At home, I use the HP Pavilion because of how the screen rotates and folds all the way back so I can adjust it to avoid glares or avoid neck strain. When travelling, however, I often just bring a carry-on, so I prefer my iPad for less weight and space. I have found that with the appropriate case I can transform my tablet to maintain the luxury, comfort, and flexibility of my laptop without the extra weight. Having the option to sit in an upright position also helps me remain focused, as I find with my iPad alone I tend to slouch or lie down and lose motivation.
Cafés can be an excellent way to gain perspective of a place you are visiting and get work done. I NEVER go to large international chains, because let’s face it, we all know what the inside of a Starbucks looks like.

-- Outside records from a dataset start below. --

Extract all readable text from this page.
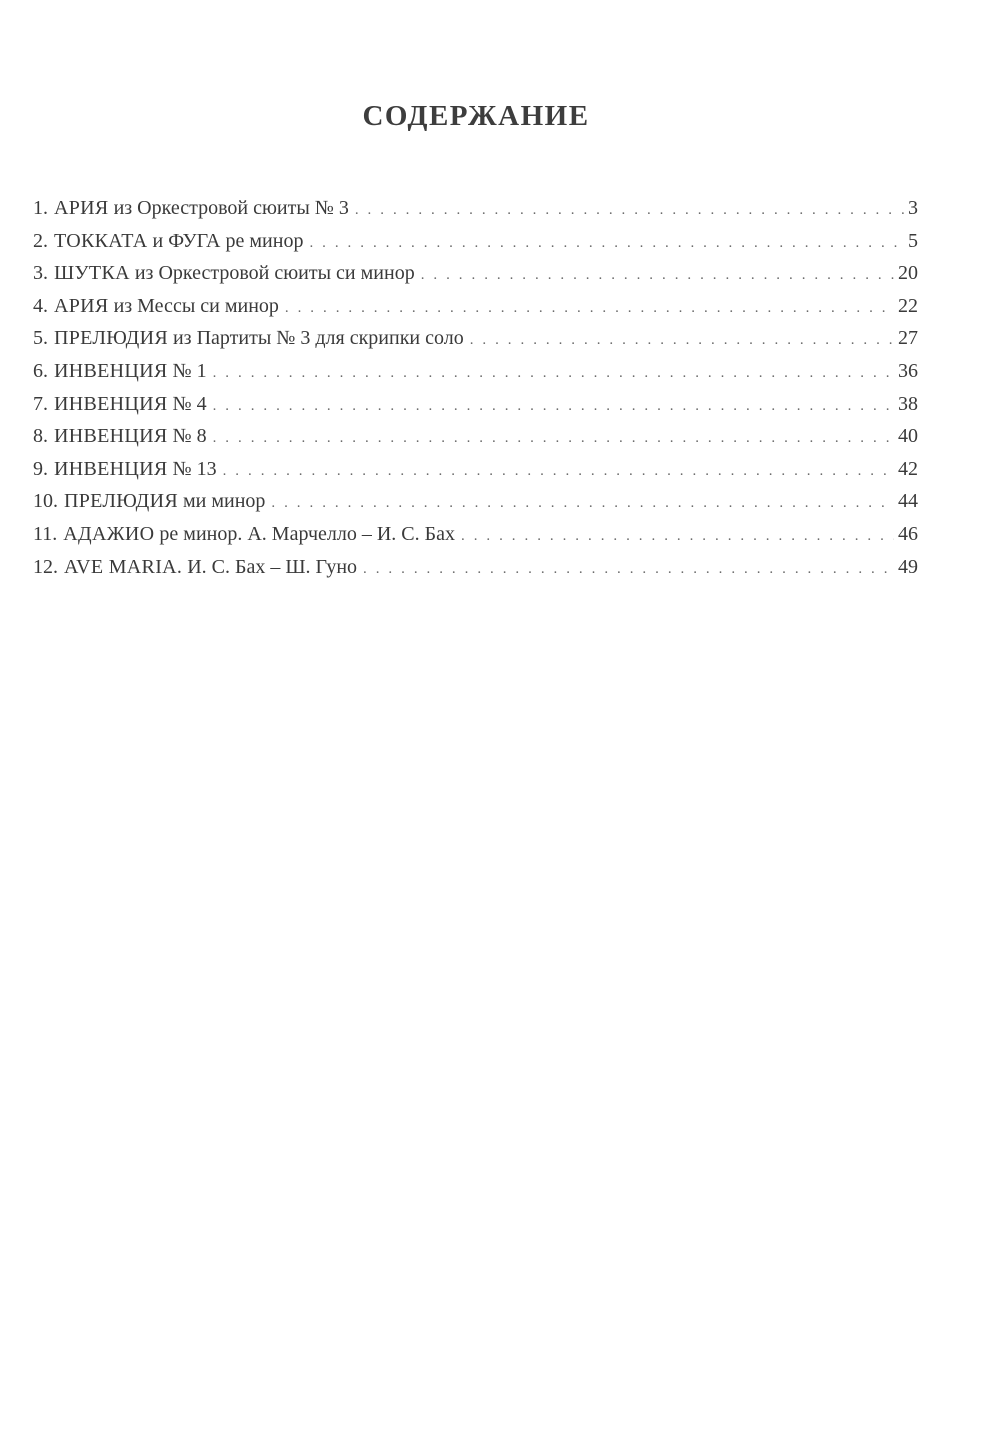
СОДЕРЖАНИЕ
1. АРИЯ из Оркестровой сюиты № 3 . . .	3
2. ТОККАТА и ФУГА ре минор . . .	5
3. ШУТКА из Оркестровой сюиты си минор . . .	20
4. АРИЯ из Мессы си минор . . .	22
5. ПРЕЛЮДИЯ из Партиты № 3 для скрипки соло . . .	27
6. ИНВЕНЦИЯ № 1 . . .	36
7. ИНВЕНЦИЯ № 4 . . .	38
8. ИНВЕНЦИЯ № 8 . . .	40
9. ИНВЕНЦИЯ № 13 . . .	42
10. ПРЕЛЮДИЯ ми минор . . .	44
11. АДАЖИО ре минор. А. Марчелло – И. С. Бах . . .	46
12. AVE MARIA. И. С. Бах – Ш. Гуно . . .	49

But going to a local café and asking the barista for a recommendation or ordering “that orange drink I see on every table” as I did in Italy, is a great way to learn what the locals like. I love people watching in any city, especially a new place. And of course, the less fun reason for visiting the café, to get work done. I am all about maximizing my time, so I try to create an enjoyable, cultural experience in which to do my work.
In short, having an open mind and equipment that is adaptable to your environment is key to working and studying on the road. The next step is to grab your passport and get out there!